Downstairs, a very old man, shrunken and covered in inept, prison tattoos, was fighting with a newspaper in one of the alcoves. It flapped across the floor and reared up at him as he spun around it, stamping away. This was a very strange evening.
I went for a run, my GPS confused by the eldritch nature of the night, and only locked on to a satellite when we were far from my Haunted Devil Building.
Or at least that's why I think it took me 22 minutes to run 4k. Nothing to do with being knackered from yesterday's very long walk. No sir.
I'm reading The Strain, Guillermo Del Toro's vampire potboiler, which is compulsive, a bit like The Girl With The Dragon Tattoo, and also fairly badly written. At the airport, somebody encounters a Boeing 777, "a C-market model with a top range exceeding 9,000 nautical miles (nearly 11,000 U.S.)"; perhaps instead of working on characterisation, he figured it was better to copy bits out of the back of an in-flight magazine (a set of printed pages, bound together for people to read while bored on long air journeys).

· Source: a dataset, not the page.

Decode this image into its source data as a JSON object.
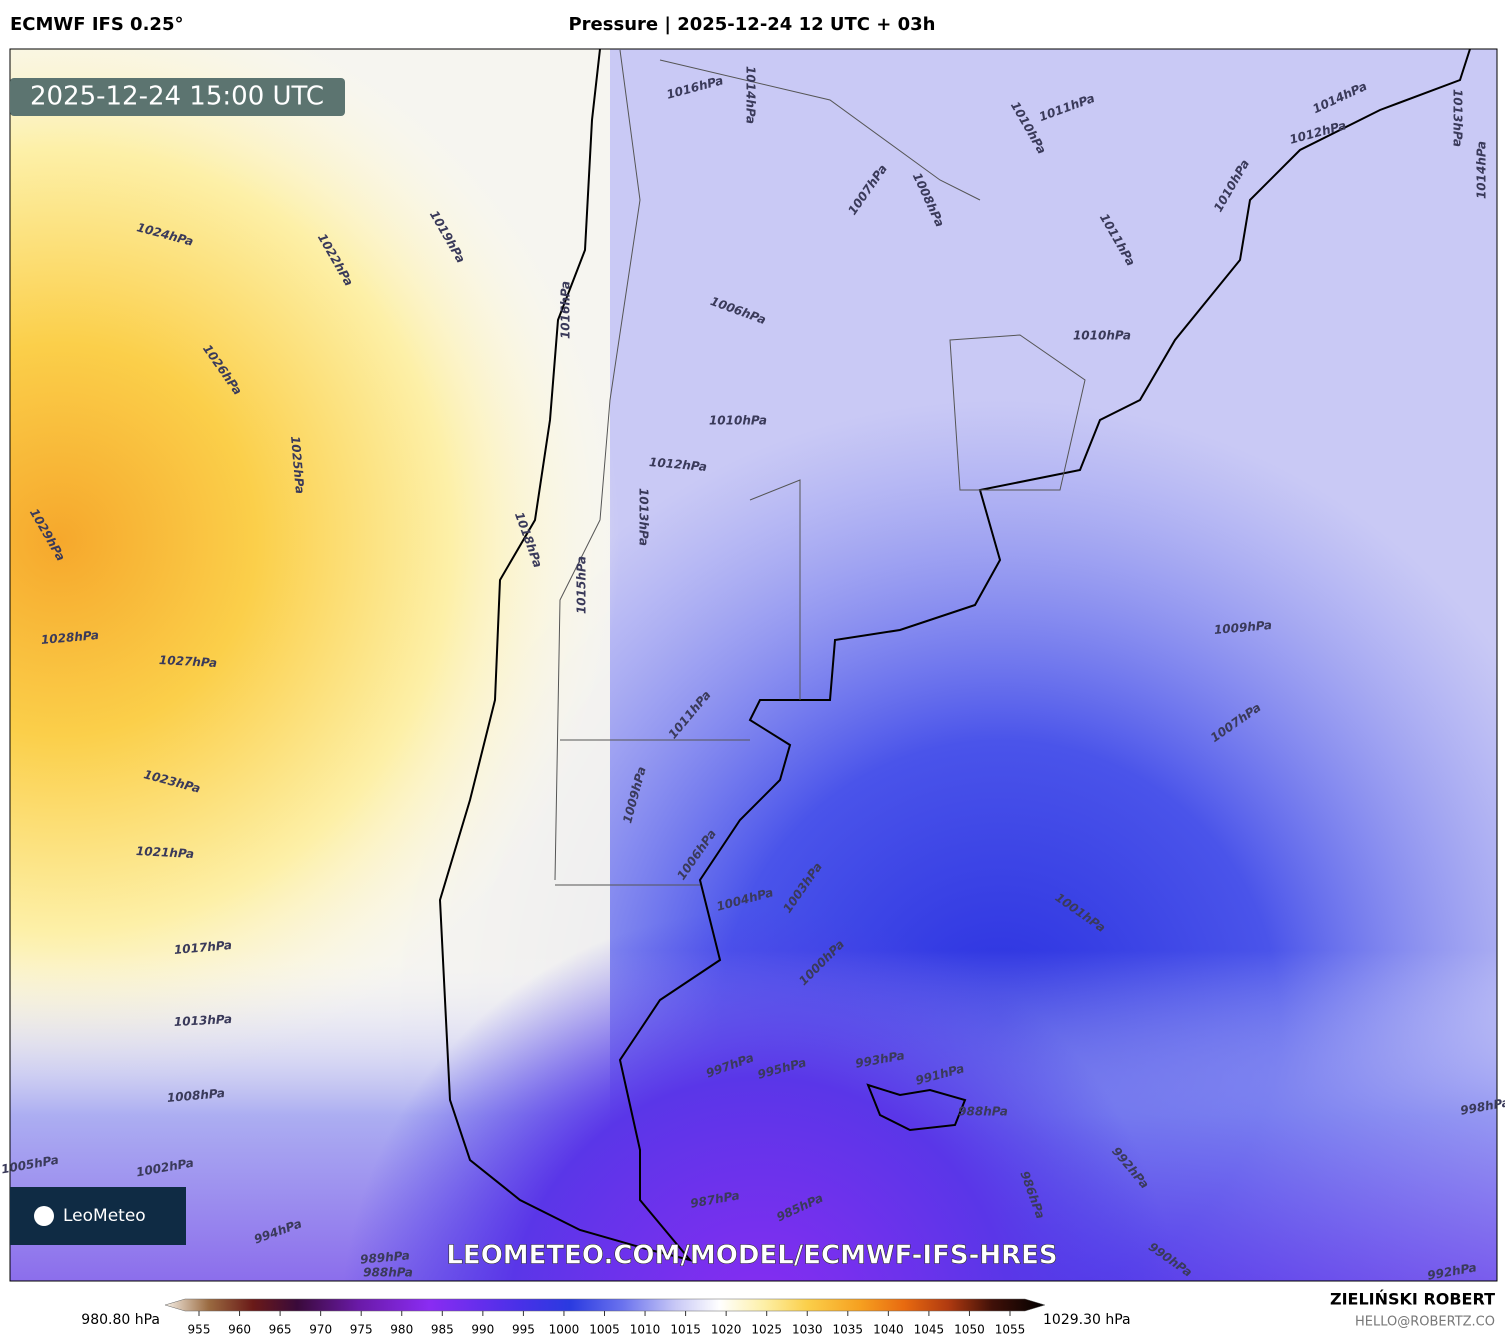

Sadly, Del Toro doesn't spend the whole of the novel (a work of fiction) explaining what things are within parentheses (rounded brackets) and in fact doesn't go near (proximate) to this technique for at least the next 250 pages (sheets of paper bound within a cover).
If, then, I should be slagging this book off for being so derivative and so badly written, I should also be embarassed for not being able to put it down. I guess the draw of Vampires In Manhattan (wwwoooooooohhhh!) is just too much for me to resist (put up a struggle against). Only two and a half volumes to go.